Chinese Stocks Wrap Up Best Quarter Since 2014 With a Huge Rally
This article from Bloomberg News may be of interest to subscribers. Here is a section:
Friday’s surge in Chinese stocks rounds up a winning quarter for the country’s investors. China’s equities have outrun every other national market in the world in the three-month period. The CSI 300 Index’s 29 percent rally is its best since the end of 2014, when the nation’s equity bubble was forming. Apart from a Taiwanese chipmaker, a Brazilian steel producer and Latin America’s largest utility, all the top 30 performers on MSCI Inc.’s emerging-market benchmark are Chinese companies.
Managing a momentum-driven investor base, where turnover is in the hands of almost 150 million retail traders, has always been a challenge for the government. China’s experienced two massive bubbles in the past decade, with a tight-grip approach to tame the rally backfiring in 2015, drawing the ire of foreign investors. Analysts predict Beijing will be more successful this time in engineering a slow bull market.
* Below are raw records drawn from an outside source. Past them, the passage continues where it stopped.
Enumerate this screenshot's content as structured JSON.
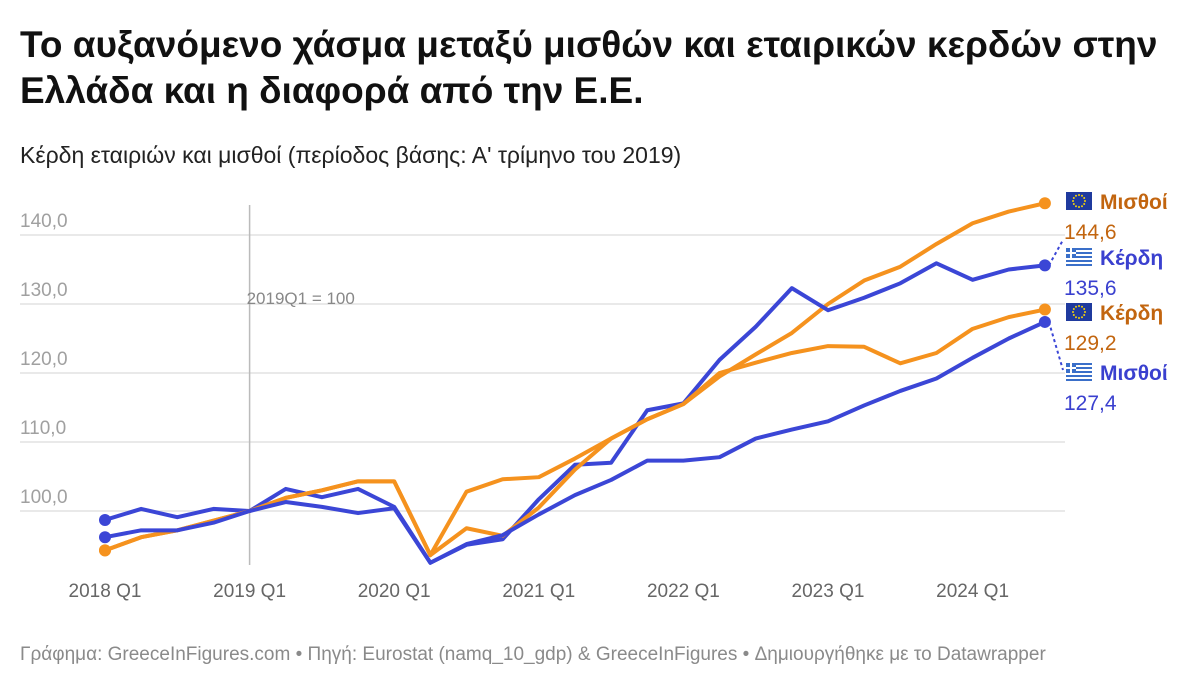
{
  "title": "Το αυξανόμενο χάσμα μεταξύ μισθών και εταιρικών κερδών στην Ελλάδα και η διαφορά από την Ε.Ε.",
  "subtitle": "Κέρδη εταιριών και μισθοί (περίοδος βάσης: Α' τρίμηνο του 2019)",
  "footer": "Γράφημα: GreeceInFigures.com • Πηγή: Eurostat (namq_10_gdp) & GreeceInFigures • Δημιουργήθηκε με το Datawrapper",
  "chart_data": {
    "type": "line",
    "x": [
      "2018Q1",
      "2018Q2",
      "2018Q3",
      "2018Q4",
      "2019Q1",
      "2019Q2",
      "2019Q3",
      "2019Q4",
      "2020Q1",
      "2020Q2",
      "2020Q3",
      "2020Q4",
      "2021Q1",
      "2021Q2",
      "2021Q3",
      "2021Q4",
      "2022Q1",
      "2022Q2",
      "2022Q3",
      "2022Q4",
      "2023Q1",
      "2023Q2",
      "2023Q3",
      "2023Q4",
      "2024Q1",
      "2024Q2",
      "2024Q3"
    ],
    "x_ticks": [
      "2018 Q1",
      "2019 Q1",
      "2020 Q1",
      "2021 Q1",
      "2022 Q1",
      "2023 Q1",
      "2024 Q1"
    ],
    "y_ticks": [
      "100,0",
      "110,0",
      "120,0",
      "130,0",
      "140,0"
    ],
    "ylim": [
      92,
      146
    ],
    "annotation": "2019Q1 = 100",
    "grid": true,
    "series": [
      {
        "name": "Μισθοί",
        "region": "EU",
        "flag": "eu",
        "color": "#f5921e",
        "label_color": "#c2650f",
        "end_label": "144,6",
        "values": [
          94.3,
          96.2,
          97.2,
          98.6,
          100,
          101.9,
          103,
          104.3,
          104.3,
          93.6,
          102.8,
          104.6,
          104.9,
          107.6,
          110.5,
          113.3,
          115.5,
          119.5,
          122.7,
          125.8,
          130,
          133.4,
          135.4,
          138.7,
          141.7,
          143.4,
          144.6
        ]
      },
      {
        "name": "Κέρδη",
        "region": "GR",
        "flag": "gr",
        "color": "#3b46d6",
        "label_color": "#3a40cf",
        "end_label": "135,6",
        "values": [
          98.7,
          100.3,
          99.1,
          100.3,
          100,
          103.2,
          102,
          103.2,
          100.6,
          92.5,
          95.1,
          95.9,
          101.7,
          106.7,
          107,
          114.6,
          115.6,
          121.9,
          126.7,
          132.3,
          129.1,
          130.9,
          133,
          135.9,
          133.5,
          135,
          135.6
        ]
      },
      {
        "name": "Κέρδη",
        "region": "EU",
        "flag": "eu",
        "color": "#f5921e",
        "label_color": "#c2650f",
        "end_label": "129,2",
        "values": [
          94.3,
          96.2,
          97.2,
          98.6,
          100,
          101.9,
          103,
          104.3,
          104.3,
          93.6,
          97.5,
          96.4,
          100.5,
          106,
          110.5,
          113.3,
          115.5,
          120,
          121.5,
          122.9,
          123.9,
          123.8,
          121.4,
          122.9,
          126.4,
          128.1,
          129.2
        ]
      },
      {
        "name": "Μισθοί",
        "region": "GR",
        "flag": "gr",
        "color": "#3b46d6",
        "label_color": "#3a40cf",
        "end_label": "127,4",
        "values": [
          96.2,
          97.2,
          97.2,
          98.3,
          100,
          101.3,
          100.6,
          99.7,
          100.4,
          92.5,
          95.2,
          96.5,
          99.5,
          102.3,
          104.5,
          107.3,
          107.3,
          107.8,
          110.5,
          111.8,
          113,
          115.3,
          117.4,
          119.2,
          122.2,
          125,
          127.4
        ]
      }
    ]
  }
}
“It’s a critical time for the market,” said Liao Zongkui, an analyst at Lianxun Securities Co. “Investors are keeping a close eye on earnings from heavyweight companies. A good results season will be a big confidence boost, and will ensure the stock-market rally can continue.”
Veteran subscribers will be accustomed to our long-time contention that monetary policy beats most other factors most of the time. That’s particularly true on Wall Street and is an even more important factor in the age of extraordinary monetary policy. In China, the state dictates the fate of the market so it is clear that bull markets are state sponsored.
The campaign to excise the shadow banking sector from the market is complete which removes a significant headwind for the market. The Party Congress, which concluded two weeks ago, clearly signaled the need for the banking sector to pick up its lending to private enterprise and that is a greenlight for speculative interest.
An additional factor that is positive for China is the potential positive conclusion of the trade talks. Trade has weighed most heavily on China’s markets and a removal of that headwind would be a clear positive.
The CSI 300 Index has been consolidating from the last couple of weeks and today’s upward dynamic suggests the range will be resolved on the upside to reassert medium-term demand dominance.
The H-Share Index in Hong Kong has been lagging but has catch-up potential.